O hanım kız, orada da ikinci bir yanlış beyanda bulunuyor ama, sonrası yine okkalı izahlar..
‚-İnsanlar bana atatürkçülük adına zulmediyorlarsa,.. Benden Atatürk’ü sevmemi bekliyemezsiniz, değil mi?’ Onu, K. Çakır’ın sözleri tamamlıyor:
-Yani, bir insanın ismi üzerinden bir ideolojik bir kurgu oluşturulduğu için böyle oluyor.. Atatürk iyi bir asker.. Bunu biliyoruz.. Yani bu ülkede yaşayan insanlar şöyle bir tercihte bulunmaya …’ F. Altaylı yine devreye giriyor, avını tuzağa düşürmek için can atarcasına:
-Cumhuriyeti kurarak, sizin iradenizin, sizin temsil ettiğiniz iradenin iktidar olmasına imkan veren rejimin kuran da yine Atatürk.. Üstelik câmileri de kapatmamış..’ (Hep, sığ, lûtfedici, ve gerçeklerle bağdaşmayıcı malûm söylemler..)
Bezirgan söz alıyor: ’-Bir defa, benim temsil ettiğim fikirlere göre bir parti kurulamaz Türkiye’de, olursa o da kapatılır.. Nitekim, bir sürü insanlar, insanlardan bir bölümü, müslümanlar haklarını elde etmek için gece gündüz çabalarlar ve birileri gelir, parlamentonun azıcık bir özgürlük tanımlamasına bile tahammül edemiyerek Atatürk adına, cumhuriyetçilik adına.. demokrasi adına.. özgürlüklerimizi elimizden alır.. Dolayısiyle bizim bu sistemle barışık olmamızı bekliyemezsiniz, yani..’
O zaman, örtülü olmayan kızlardan birisi, ’Sizin yaşamak istediğiniz ideal düzen ne yani.. ben bunu merak ediyorum..’ diyor.
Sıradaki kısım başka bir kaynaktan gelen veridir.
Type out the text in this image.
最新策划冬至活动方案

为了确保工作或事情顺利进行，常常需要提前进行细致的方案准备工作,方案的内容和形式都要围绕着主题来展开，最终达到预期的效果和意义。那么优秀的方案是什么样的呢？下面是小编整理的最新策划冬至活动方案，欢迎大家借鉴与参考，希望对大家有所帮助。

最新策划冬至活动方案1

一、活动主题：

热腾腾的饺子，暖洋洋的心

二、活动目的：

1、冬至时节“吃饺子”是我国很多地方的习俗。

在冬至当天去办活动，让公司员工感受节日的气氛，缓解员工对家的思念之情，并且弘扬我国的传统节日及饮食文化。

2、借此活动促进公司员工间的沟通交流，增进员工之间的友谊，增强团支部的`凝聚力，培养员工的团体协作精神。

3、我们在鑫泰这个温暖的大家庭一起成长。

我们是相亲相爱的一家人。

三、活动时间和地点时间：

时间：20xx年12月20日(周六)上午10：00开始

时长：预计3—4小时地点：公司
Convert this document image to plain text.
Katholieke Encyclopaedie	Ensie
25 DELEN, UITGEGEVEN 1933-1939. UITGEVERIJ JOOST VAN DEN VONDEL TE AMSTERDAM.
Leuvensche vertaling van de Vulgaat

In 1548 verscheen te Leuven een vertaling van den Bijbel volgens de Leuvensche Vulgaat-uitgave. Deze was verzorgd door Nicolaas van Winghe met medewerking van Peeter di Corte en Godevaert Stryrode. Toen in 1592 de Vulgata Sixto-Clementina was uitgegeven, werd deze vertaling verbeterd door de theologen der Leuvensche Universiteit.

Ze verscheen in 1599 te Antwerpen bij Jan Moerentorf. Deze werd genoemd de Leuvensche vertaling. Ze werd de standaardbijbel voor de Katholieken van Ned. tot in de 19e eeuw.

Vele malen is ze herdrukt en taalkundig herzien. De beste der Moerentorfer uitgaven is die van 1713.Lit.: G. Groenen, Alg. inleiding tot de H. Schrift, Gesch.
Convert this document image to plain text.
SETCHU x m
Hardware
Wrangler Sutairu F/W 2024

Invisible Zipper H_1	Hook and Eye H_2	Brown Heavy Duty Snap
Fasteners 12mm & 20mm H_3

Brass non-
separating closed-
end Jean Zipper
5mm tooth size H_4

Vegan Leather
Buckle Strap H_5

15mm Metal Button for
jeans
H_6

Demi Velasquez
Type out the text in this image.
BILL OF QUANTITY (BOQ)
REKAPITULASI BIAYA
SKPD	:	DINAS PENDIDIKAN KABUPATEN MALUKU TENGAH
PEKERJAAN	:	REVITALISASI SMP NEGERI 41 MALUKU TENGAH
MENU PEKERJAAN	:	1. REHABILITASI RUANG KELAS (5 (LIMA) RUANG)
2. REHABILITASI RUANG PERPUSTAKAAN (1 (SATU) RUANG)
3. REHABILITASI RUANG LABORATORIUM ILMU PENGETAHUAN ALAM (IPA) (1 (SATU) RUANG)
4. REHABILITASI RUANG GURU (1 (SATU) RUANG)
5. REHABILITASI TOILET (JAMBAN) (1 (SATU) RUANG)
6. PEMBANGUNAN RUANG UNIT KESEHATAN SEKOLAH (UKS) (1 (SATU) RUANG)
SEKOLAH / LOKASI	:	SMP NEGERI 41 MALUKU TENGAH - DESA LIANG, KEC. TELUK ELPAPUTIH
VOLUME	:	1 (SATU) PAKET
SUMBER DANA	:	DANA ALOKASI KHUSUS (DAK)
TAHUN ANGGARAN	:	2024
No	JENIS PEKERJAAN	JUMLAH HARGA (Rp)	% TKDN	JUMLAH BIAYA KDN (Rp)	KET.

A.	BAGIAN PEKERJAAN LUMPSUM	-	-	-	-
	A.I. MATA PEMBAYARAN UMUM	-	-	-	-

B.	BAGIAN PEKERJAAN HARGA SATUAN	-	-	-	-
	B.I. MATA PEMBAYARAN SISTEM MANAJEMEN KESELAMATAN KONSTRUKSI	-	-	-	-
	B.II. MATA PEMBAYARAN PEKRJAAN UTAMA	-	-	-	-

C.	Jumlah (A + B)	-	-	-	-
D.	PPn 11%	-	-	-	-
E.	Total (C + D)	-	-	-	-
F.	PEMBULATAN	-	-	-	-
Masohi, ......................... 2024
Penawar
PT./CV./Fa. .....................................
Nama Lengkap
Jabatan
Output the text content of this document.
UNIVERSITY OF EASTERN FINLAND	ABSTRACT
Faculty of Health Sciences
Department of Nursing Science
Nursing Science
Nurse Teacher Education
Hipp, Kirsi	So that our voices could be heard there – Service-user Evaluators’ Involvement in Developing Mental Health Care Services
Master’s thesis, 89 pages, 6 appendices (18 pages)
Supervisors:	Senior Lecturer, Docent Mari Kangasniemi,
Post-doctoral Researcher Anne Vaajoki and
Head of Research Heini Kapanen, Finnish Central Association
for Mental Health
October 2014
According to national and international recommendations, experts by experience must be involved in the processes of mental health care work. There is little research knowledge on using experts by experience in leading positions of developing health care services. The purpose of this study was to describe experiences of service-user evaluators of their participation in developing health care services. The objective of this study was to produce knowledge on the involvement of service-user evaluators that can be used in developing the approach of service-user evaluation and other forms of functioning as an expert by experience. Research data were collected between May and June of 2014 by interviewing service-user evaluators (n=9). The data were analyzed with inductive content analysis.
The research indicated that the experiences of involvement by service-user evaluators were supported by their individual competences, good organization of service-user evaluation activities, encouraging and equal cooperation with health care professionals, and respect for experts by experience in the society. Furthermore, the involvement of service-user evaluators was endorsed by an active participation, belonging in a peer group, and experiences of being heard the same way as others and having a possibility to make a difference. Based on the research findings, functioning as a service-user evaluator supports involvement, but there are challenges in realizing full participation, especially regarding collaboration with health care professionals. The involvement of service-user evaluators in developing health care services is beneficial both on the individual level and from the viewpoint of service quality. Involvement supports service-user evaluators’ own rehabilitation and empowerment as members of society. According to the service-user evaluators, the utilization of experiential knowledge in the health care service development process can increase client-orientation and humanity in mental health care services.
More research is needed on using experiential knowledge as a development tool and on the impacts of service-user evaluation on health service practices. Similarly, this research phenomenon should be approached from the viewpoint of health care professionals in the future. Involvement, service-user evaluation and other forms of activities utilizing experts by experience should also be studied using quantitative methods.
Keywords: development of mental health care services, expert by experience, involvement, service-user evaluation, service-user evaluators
Bezirgan’ın cevabı çok net:
-Ben tamamiyle özgür olduğum, hak ve özgürlerimin kısıtlanmadığı bir sistem istiyorum.. Siz nasıl ki başörtülü bir hâkim hanımdan rahatsız olacağınızı söylüyorsunuz, ben bu fikrinizin temelde, Atatürk tarafından kurulan cumhuriyette, bizlerin sizlere hep tehdid olarak sunulmamızdan kaynaklandığını düşünüyorum.. Yani bu cumhuriyette, ya da bu sistemde, İslamî değerler hedef tahtası haline… (…) Bu önyargılarınızın temelinde 85 yıldır yürütülen laik sistemin dayatmalarının olduğunu düşünüyorum.. Çünkü, biz hiç bir zaman özgür olamadık, hiç bir zaman kendimizi ifade edemedik.. Siz hiç bir zaman başörtülü bir hâkim tarafından yargılanmadınız.. (…) Sizin inancınızın ne olduğu benim, işin açıkçası benim umurumda değil, beni ilgilendirmiyor, benim ilgi alanım değil, çünkü.. Kişi istediği dine sahib olur veya olmaz, ya da dinsizdir.. Bu benim size ikinci sınıf vatandaş muamelesi yapacağım, yapabileceğim mânasına gelmez.. Ama siz, başörtülü bir hâkimden rahatsız olduğunuzu /olacağınızı söylüyorsunuz.. (…) Ben, başörtümle birlikte sosyal hayatta varolmak istiyorum.. Biz bir varoluş mücadelesi veriyoruz..’
Evet, bunlar, her kesimden insanlarımızca iyi anlaşılması gereken önemli mesajlar.. Bu, gerçek bir özgürlük ve hak arayışıdır, gerçek bir adâlet talebidir.
Zorbalıklarla kalblere hükmedileceği ve iç barışın sağlanacağı umulmamalıdır!